Despite all of my years in the enterprise technology industry, every time there is a large enterprise purchaser, I am surprised and reminded of just how difficult it is to get a deal across the finish line with a big company. Big companies develop a kind of procurement arrogance that hobbles their ability to move forward efficiently. Internal politics and fiefdoms, and legal and IT mandates create numerous hurdles in the path of progress. The businesspeople know what they want, but the arrogance of procurement, legal, and IT leads those groups to assume they know better, and they are the self-styled protectors of the company intent on slowing down purchases and insisting on their pet requirements, regardless of whether they make sense in the context of the business.
Our prospects are operational businesspeople, and they do not routinely buy technology products. As a result, they don’t really know how to buy technology, or more importantly, how their organization buys technology. That naivety leads us to face two sales cycles instead of just one. The first cycle is to convince the business buyer that we have the platform they want. The second cycle is to help the business buyer sell the purchase internally, and it requires us to navigate the gauntlet of all the procurement influencers and decision makers to finally get a deal signed. The business buyer, and frankly many salespeople, are often surprised by some of the crazy demands, hurdles, and minutiae that pop up when IT, legal, and procurement get a hold of a deal.
Fortunately, an experienced enterprise sales team knows what to expect. They are adept at educating business buyers about the process early in the deal. They tell them what is likely to happen and encourage them to get ahead of it: engage IT early, start working with legal early, line up signers and inform everyone that the transaction is coming. Despite our best coaching, however, some corporate bureaucracies are just insurmountable and simply must run their course. These procurement machines become an unstoppable force - they have their “process” and nothing is going to change it.

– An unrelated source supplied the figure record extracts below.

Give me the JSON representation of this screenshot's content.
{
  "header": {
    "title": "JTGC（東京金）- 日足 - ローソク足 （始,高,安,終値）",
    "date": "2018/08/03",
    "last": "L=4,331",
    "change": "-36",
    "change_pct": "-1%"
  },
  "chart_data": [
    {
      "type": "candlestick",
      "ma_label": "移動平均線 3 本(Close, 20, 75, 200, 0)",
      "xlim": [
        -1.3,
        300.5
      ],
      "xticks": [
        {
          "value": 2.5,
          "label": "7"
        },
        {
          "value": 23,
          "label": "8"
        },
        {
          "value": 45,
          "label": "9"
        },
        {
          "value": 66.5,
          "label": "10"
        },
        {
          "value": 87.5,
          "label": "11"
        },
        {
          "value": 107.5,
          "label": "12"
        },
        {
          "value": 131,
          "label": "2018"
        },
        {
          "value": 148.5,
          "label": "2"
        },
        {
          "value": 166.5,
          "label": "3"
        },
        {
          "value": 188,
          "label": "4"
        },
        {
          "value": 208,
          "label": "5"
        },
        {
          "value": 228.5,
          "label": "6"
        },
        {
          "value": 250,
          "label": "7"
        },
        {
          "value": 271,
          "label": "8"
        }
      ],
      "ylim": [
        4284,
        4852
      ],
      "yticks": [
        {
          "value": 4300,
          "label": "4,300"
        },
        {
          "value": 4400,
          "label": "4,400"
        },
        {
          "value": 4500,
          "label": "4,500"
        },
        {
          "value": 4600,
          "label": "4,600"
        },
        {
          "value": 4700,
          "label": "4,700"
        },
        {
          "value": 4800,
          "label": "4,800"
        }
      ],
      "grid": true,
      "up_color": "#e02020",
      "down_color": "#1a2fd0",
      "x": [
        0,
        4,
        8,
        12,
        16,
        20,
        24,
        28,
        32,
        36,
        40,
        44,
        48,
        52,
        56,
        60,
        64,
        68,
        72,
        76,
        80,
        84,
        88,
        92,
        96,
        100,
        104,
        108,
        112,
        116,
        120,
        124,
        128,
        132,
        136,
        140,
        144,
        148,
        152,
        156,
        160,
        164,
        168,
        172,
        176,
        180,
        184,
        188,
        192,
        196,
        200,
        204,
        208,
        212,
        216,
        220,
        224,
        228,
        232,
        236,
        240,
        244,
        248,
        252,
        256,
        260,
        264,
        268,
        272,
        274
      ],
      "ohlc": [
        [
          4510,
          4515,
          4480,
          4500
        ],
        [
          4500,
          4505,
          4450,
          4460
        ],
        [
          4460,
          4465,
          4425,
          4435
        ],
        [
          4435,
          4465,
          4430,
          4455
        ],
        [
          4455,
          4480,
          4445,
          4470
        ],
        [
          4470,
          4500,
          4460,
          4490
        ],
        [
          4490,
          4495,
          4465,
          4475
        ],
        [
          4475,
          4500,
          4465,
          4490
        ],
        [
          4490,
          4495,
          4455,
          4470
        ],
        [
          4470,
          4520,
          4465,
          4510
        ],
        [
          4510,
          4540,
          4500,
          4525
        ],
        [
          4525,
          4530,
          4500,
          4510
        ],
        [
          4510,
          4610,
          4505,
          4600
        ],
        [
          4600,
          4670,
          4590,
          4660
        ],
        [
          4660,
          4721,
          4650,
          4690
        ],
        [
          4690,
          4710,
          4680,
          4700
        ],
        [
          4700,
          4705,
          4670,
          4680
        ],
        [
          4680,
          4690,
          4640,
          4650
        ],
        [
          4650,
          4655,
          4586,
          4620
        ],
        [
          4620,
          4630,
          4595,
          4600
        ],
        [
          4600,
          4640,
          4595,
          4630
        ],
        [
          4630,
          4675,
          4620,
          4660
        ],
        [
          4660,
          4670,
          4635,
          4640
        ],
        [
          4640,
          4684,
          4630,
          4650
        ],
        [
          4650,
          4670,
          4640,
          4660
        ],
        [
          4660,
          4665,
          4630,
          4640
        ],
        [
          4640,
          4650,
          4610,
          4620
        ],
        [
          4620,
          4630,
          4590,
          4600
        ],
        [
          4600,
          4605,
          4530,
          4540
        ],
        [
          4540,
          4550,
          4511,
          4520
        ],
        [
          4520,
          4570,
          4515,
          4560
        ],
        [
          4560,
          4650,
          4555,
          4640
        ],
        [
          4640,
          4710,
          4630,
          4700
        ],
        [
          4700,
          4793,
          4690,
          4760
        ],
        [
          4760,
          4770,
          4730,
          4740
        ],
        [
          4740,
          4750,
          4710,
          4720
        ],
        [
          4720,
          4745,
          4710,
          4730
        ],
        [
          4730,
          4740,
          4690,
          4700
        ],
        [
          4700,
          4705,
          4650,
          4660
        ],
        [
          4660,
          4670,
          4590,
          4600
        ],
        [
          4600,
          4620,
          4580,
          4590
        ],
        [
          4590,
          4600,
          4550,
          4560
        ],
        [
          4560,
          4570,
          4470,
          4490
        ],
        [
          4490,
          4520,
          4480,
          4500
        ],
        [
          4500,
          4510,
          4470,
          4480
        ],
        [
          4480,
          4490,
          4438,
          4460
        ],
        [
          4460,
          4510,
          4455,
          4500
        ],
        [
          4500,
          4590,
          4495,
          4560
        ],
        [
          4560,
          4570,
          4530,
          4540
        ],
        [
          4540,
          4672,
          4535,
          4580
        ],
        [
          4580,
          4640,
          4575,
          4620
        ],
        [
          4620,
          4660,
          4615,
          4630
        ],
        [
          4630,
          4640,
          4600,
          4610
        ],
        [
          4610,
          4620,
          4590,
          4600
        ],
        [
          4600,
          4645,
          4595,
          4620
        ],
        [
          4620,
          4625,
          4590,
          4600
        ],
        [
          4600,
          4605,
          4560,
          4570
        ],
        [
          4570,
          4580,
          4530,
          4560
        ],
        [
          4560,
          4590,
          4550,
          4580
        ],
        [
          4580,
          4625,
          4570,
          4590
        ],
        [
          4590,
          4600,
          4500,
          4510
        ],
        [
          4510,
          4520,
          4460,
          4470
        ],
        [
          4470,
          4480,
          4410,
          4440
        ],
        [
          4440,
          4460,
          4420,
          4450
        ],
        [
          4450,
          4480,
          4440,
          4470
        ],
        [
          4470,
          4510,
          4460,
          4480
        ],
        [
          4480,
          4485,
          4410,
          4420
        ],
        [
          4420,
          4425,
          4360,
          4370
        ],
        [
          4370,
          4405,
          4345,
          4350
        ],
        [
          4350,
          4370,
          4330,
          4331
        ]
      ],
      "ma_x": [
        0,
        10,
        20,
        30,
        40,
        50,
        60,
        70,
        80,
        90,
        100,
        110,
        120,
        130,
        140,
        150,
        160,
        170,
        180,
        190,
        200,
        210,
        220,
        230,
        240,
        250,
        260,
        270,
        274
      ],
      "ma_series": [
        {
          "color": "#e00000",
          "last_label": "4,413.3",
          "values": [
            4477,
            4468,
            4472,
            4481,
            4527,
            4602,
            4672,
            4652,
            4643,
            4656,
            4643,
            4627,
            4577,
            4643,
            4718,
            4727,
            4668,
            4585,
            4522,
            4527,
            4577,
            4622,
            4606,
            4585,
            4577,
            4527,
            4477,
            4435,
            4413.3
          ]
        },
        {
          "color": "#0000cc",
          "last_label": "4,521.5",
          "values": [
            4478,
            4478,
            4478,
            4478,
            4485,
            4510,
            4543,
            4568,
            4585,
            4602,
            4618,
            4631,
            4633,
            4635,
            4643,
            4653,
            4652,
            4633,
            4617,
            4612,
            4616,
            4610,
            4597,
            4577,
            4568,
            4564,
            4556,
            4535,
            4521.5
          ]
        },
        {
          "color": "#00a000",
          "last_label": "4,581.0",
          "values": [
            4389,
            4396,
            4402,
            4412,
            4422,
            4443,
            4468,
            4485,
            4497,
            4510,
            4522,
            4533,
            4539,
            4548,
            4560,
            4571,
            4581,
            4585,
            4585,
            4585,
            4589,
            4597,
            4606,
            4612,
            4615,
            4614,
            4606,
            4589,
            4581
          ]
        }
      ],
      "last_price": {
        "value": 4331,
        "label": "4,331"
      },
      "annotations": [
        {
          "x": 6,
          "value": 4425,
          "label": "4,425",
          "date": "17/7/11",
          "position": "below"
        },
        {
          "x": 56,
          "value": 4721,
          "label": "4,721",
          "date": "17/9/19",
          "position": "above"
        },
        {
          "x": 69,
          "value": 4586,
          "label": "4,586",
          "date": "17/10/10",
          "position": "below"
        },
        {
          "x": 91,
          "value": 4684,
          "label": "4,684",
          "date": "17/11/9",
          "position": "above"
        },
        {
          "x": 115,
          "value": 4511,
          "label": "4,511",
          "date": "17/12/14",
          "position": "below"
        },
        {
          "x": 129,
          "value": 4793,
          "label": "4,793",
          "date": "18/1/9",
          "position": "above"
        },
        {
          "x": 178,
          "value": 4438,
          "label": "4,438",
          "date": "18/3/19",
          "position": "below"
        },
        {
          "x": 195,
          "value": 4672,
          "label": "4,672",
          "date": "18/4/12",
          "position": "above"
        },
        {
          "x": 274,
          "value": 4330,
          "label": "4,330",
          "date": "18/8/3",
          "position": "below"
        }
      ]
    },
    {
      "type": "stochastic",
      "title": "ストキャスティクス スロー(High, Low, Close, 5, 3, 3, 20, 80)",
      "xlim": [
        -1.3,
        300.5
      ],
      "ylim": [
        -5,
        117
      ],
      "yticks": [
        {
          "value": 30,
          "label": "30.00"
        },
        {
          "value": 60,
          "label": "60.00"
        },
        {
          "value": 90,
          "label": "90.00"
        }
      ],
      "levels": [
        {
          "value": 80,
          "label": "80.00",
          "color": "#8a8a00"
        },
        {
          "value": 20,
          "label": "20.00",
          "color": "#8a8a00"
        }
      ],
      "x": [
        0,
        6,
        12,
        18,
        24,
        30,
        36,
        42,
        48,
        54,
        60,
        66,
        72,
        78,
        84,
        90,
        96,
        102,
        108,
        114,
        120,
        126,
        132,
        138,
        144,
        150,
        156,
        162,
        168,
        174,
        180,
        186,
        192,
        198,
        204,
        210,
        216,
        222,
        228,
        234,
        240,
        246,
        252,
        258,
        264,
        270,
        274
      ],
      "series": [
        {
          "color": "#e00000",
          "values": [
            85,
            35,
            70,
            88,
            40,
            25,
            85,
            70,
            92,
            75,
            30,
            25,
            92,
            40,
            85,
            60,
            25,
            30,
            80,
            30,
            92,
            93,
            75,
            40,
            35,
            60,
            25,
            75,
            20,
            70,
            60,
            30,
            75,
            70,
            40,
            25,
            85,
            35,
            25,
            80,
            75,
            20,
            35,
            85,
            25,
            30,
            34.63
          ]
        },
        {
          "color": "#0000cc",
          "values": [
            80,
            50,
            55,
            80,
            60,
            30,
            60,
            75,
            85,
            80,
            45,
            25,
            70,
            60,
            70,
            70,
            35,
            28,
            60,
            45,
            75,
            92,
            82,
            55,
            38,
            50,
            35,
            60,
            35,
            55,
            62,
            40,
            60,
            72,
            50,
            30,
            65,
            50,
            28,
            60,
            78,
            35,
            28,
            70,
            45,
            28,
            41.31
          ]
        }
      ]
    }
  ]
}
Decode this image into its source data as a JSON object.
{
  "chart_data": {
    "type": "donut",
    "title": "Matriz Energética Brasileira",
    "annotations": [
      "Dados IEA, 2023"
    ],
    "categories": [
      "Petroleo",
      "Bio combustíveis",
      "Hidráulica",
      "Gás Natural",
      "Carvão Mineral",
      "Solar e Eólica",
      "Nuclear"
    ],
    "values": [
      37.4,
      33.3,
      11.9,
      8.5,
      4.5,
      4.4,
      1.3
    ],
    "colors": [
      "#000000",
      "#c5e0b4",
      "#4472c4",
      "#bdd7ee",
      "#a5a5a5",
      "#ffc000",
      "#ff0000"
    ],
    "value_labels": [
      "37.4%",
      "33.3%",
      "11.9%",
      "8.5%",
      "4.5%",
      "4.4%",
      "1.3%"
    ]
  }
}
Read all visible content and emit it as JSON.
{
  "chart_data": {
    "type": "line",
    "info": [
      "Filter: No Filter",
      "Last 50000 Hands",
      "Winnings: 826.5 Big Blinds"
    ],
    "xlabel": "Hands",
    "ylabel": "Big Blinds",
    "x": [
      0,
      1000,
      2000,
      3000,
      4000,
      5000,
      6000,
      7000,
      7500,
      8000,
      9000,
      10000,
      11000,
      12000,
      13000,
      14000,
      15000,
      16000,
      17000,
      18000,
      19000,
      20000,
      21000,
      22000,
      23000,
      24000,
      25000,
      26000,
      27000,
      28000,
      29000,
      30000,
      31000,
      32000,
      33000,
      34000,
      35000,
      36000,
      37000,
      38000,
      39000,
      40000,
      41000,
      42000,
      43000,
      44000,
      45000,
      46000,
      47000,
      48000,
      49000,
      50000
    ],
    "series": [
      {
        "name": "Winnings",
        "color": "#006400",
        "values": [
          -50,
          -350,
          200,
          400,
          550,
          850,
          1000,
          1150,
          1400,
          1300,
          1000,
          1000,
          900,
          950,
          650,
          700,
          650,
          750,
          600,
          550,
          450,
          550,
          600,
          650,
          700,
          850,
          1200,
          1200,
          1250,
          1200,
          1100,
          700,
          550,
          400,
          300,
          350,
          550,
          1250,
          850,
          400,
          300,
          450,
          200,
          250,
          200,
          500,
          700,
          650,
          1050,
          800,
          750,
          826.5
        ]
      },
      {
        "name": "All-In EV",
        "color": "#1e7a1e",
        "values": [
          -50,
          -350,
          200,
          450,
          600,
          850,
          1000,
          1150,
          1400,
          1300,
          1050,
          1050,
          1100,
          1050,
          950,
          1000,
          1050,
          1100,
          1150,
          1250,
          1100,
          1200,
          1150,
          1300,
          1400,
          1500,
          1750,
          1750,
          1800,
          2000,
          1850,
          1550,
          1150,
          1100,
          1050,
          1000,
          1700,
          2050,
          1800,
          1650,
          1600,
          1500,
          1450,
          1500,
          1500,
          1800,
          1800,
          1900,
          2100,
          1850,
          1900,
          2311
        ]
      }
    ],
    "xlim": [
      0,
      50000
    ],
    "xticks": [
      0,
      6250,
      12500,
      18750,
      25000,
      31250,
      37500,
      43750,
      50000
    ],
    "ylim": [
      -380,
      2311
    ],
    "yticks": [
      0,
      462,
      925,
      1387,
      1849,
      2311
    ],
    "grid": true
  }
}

The good news for a SaaS business is that while we measure bookings, meaning signatures on contracts, we really focus on adding to our Annual Recurring Revenue (ARR), and we report actual revenue according to generally accepted accounting principles (GAAP), which follows a different course than bookings. We count the full value of the deal as a booking, but we typically recognize and report license revenue over the duration of the deal. That means a week or two delay in signing has a big impact on whether the booking is in one quarter or the next, but from a reported revenue and run-rate ARR perspective, it doesn’t have that much of an impact on a go-forward basis. This is not to say we are indifferent to a booking being delayed from one quarter to another. In fact, we typically manage ourselves based on quarterly bookings, and we hold our sales team (and everyone else) accountable for the bookings targets and forecasts in each quarter. What it does mean, however, is that the most important thing is to win the deal, collect the cash, and add the customer, because that is what drives our business and revenue growth. SaaS businesses can tolerate a little variability in when a buyer signs as long as they do in fact sign. The sales skill is to learn how to forecast accurately when you don’t know all of the procurement hurdles that have to be cleared. Too many sales people forget about the second sales cycle and stumble trying to forecast when a deal will actually close. Our sales teams need to discover the hurdles early, educate the business buyer as to what is ahead of them, and together with the buyer, manage the second-cycle as early as possible in the transaction.